Maia does not act outwardly—no dating or disclosures—but carries the possibility privately. When same-sex marriage is legalized on November 16, 2015, she feels a quiet expansion of hope, as if a piece of her future has been secured.

Who Appears

  • Julian
    jeweler; prospective father; grapples with naming the baby after his mother, discloses his mother’s murder history to Orla (past), refuses to expand to England, questions religion.
  • Orla
    Julian’s partner, pregnant; craves food, proposes names (Cora/Cormac), offers compassionate response to Julian’s past, values church for community and confession.

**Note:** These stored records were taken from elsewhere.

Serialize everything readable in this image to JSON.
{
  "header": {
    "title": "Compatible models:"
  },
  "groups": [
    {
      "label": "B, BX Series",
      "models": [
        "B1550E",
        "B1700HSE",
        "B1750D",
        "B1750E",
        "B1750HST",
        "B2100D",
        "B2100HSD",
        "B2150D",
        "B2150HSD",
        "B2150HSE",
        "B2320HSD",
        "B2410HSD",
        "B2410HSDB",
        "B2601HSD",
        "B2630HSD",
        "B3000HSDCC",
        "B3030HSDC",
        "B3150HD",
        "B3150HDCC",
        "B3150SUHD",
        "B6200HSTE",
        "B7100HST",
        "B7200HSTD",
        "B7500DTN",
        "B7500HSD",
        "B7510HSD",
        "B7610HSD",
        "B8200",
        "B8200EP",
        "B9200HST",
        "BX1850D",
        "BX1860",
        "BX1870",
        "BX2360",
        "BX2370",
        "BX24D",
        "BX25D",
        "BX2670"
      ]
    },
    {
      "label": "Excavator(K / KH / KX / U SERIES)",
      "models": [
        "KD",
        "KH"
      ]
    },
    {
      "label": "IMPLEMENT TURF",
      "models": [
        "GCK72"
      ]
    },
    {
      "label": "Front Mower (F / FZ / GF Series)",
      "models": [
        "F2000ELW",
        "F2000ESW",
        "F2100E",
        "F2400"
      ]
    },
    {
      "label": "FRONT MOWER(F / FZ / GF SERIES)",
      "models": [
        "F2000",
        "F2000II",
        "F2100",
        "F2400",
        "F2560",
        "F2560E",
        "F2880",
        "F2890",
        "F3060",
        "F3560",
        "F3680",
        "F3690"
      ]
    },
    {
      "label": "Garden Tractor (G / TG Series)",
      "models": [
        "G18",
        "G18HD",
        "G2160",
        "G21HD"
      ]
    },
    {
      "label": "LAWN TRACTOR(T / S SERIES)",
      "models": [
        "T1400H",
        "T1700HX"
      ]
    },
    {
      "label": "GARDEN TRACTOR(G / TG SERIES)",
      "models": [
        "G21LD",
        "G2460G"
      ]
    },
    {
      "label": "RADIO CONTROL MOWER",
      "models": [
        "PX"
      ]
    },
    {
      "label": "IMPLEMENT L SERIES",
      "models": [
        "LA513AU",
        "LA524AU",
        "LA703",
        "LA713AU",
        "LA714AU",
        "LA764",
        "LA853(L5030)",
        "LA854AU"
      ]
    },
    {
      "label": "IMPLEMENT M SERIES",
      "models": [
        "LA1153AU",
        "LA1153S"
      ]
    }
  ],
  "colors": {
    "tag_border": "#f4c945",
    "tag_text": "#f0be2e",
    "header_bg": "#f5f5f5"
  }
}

  • Cora (Maia and Julian’s mother)
    deceased; victim of domestic abuse and murder by Julian’s father; considered for baby’s namesake.
  • Cian
    family elder/companion of Sílbhe; encouraged Julian to reconcile with Orla; provides a note about honey buzzards.
  • Maia
    Julian’s sister; homeopath; in counseling about trauma and emerging recognition she may be gay; feels heartened by marriage equality.
  • Maureen
    café worker at Doyle’s; interacts briefly with Maia.
  • David
    new; client from Oxford commissioning an engagement ring; shares personal details via email.
  • Lily
    new; David’s girlfriend/fiancée; English teacher; discussed in emails; name echoes prior storyline but appears here only via David’s description.
  • Gráinne
    new; Orla’s artist acquaintance; subject of Orla’s jealous thoughts about a London exhibition.
  • Sílbhe Murphy
    Maia’s grandmother; appears via shared TV-watching and expressed support for marriage equality.